News
Ivanka Trump's Silence On Equal Pay Day Speaks Volumes
Ivanka Trump was in no hurry to acknowledge Equal Pay Day on Tuesday. Despite her previous promises to fight for women's right to fair pay, the senior adviser to the president's social media accounts were fairly quiet on April 10, as people across the country recognized how far into 2018 the average American woman had to work to earn the same salary a man had earned the previous year. By ignoring the issue, Ivanka Trump's silence on Equal Pay Day falls in line with how much progress she's made on the gender wage gap since entering the White House.
The president's oldest daughter didn't just pledge to advocate for women during the 2016 election; she explicitly said at the Republican National Convention that her father would "fight for equal pay for equal work," adding that she "will fight for this too, right along side of him." She further boasted about her commitment to achieving pay equity on Equal Pay Day last year.
"Closing the gender pay gap is critical to the economic empowerment of American women, and it is the responsibility of all Americans to come together in pursuit of equal pay," she wrote in an Instagram caption accompanying a graph showing pay disparities as of 2017.
Fast forward to Equal Pay Day 2018, and there was virtual radio silence from the first daughter. She retweeted posts on Tax Day and combatting sex trafficking, while she didn't post on Instagram at all.
Trump's choice to not recognize Equal Pay Day this year could stem from the fact that a watchdog group, Democracy Forward, filed a lawsuit Tuesday that insinuates she played a role in her father's 2017 decision to roll back an Obama-era measure forcing companies to report how much they pay employees by gender. Democracy Forward sued her father's administration for failing to respond to a public records request for "documents that would shed light on the role Ivanka Trump had in the decision."
"Ivanka promised to be a voice for working women, but instead she is complicit in the Trump Administration’s rollback of a requirement that would have helped women secure equal pay," Anne Harkavy, Democracy Forward's executive director, said in a Tuesday statement. "Actions speak louder than words."
When the White House nixed the requirement last year, Trump defended the decision. "Ultimately, while I believe the intention was good and agree that pay transparency is important, the proposed policy would not yield the intended results," she said in a statement to CNN. "We look forward to continuing to work with EEOC, OMB, Congress and all relevant stakeholders on robust policies aimed at eliminating the gender wage gap." No policy plans surrounding equal pay have come out of the White House since then.

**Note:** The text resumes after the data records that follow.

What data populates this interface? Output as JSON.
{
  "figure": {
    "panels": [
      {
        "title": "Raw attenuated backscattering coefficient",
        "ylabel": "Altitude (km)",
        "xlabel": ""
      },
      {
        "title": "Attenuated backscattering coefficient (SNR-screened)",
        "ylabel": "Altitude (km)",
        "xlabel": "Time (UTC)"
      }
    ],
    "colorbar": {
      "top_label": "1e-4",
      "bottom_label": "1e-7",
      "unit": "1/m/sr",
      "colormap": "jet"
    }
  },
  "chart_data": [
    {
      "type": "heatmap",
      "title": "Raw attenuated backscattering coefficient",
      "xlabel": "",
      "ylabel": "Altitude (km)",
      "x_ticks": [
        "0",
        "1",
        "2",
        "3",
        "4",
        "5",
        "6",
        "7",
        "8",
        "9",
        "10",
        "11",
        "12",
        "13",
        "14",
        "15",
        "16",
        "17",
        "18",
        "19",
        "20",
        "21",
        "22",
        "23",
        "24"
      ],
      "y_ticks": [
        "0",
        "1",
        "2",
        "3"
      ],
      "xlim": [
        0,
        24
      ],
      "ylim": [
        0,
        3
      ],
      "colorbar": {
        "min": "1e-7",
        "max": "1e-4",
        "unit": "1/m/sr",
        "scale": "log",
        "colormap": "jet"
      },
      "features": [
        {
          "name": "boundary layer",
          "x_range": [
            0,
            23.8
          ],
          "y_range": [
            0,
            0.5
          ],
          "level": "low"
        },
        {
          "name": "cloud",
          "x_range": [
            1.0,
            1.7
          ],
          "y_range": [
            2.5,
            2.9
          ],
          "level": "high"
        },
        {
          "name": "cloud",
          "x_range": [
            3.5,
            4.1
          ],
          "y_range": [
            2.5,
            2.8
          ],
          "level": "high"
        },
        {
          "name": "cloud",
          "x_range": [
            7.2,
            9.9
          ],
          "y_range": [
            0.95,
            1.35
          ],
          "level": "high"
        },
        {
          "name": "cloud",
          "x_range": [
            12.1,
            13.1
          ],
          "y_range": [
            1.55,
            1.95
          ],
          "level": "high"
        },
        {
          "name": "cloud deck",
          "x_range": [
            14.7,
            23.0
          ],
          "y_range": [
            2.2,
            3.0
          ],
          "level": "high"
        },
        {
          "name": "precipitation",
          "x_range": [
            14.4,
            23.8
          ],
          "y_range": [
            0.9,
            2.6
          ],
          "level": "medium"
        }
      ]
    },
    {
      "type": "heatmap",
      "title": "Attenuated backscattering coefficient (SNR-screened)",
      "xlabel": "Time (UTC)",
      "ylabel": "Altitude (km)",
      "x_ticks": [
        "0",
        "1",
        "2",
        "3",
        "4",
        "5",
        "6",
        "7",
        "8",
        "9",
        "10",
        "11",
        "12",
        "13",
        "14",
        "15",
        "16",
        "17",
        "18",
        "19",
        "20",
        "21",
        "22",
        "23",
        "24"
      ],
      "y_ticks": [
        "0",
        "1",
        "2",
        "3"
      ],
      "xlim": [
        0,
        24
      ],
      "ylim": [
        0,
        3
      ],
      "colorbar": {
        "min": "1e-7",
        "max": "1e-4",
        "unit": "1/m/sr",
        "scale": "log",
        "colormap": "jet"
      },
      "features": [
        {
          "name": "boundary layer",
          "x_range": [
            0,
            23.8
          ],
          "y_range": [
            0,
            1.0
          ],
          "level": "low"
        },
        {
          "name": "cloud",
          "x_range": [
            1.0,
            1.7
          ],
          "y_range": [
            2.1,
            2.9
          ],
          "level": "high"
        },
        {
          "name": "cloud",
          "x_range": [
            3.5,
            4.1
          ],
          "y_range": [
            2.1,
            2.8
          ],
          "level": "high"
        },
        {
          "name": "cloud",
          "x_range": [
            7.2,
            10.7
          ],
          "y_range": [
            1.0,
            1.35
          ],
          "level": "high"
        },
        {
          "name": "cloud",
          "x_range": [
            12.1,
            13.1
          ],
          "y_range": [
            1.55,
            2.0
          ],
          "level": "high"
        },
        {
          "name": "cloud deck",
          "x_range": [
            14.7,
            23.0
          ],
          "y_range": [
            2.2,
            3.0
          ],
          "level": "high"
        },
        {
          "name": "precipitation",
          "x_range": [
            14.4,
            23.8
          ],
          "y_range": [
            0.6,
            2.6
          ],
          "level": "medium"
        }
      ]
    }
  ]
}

Amid criticisms that she's changed many of her views to match her father's since he entered the White House, Trump claimed last year that she doesn't hold as much power to enact change as her critics believe. "Some people have created unrealistic expectations of what they expect from me," she told The Financial Times. "To voice dissent publicly would mean I’m not part of the team. When you’re part of a team, you’re part of a team."
While it's no surprise that the first daughter doesn't publicly rebuke the president, posting on social media in recognition of Equal Pay Day would simply show that she's acknowledging a problem, not backing any particular solution over another. But her father hasn't posted anything about Equal Pay Day, either; he instead posted a picture with military leaders that includes just one woman.
It's also possible the first daughter wants to lie low on Tuesday to avoid further criticism amid the news that Democracy Forward is looking into her involvement in rolling back the Obama-era equal pay measure.
At the same time, it appears Trump hasn't followed through on a promise to meet with Lilly Ledbetter, the woman whose Supreme Court case inspired a law that extended the statue of limitations for wage discrimination lawsuits. Ledbetter told CNN that she emailed Trump last year asking to talk about equal pay. Trump reportedly responded that said she would gladly meet Ledbetter for coffee in Washington, D.C., but Ledbetter says the meeting never happened. "I can't afford to fly up there just for a cup of coffee," she told CNN.
Trump's inaction on closing the gender wage gap was only amplified by her choice not to recognize Equal Pay Day this year. Women making less than their male coworkers look forward to the day no one has to post about pay inequalities, but that's unfortunately not the reality in 2018.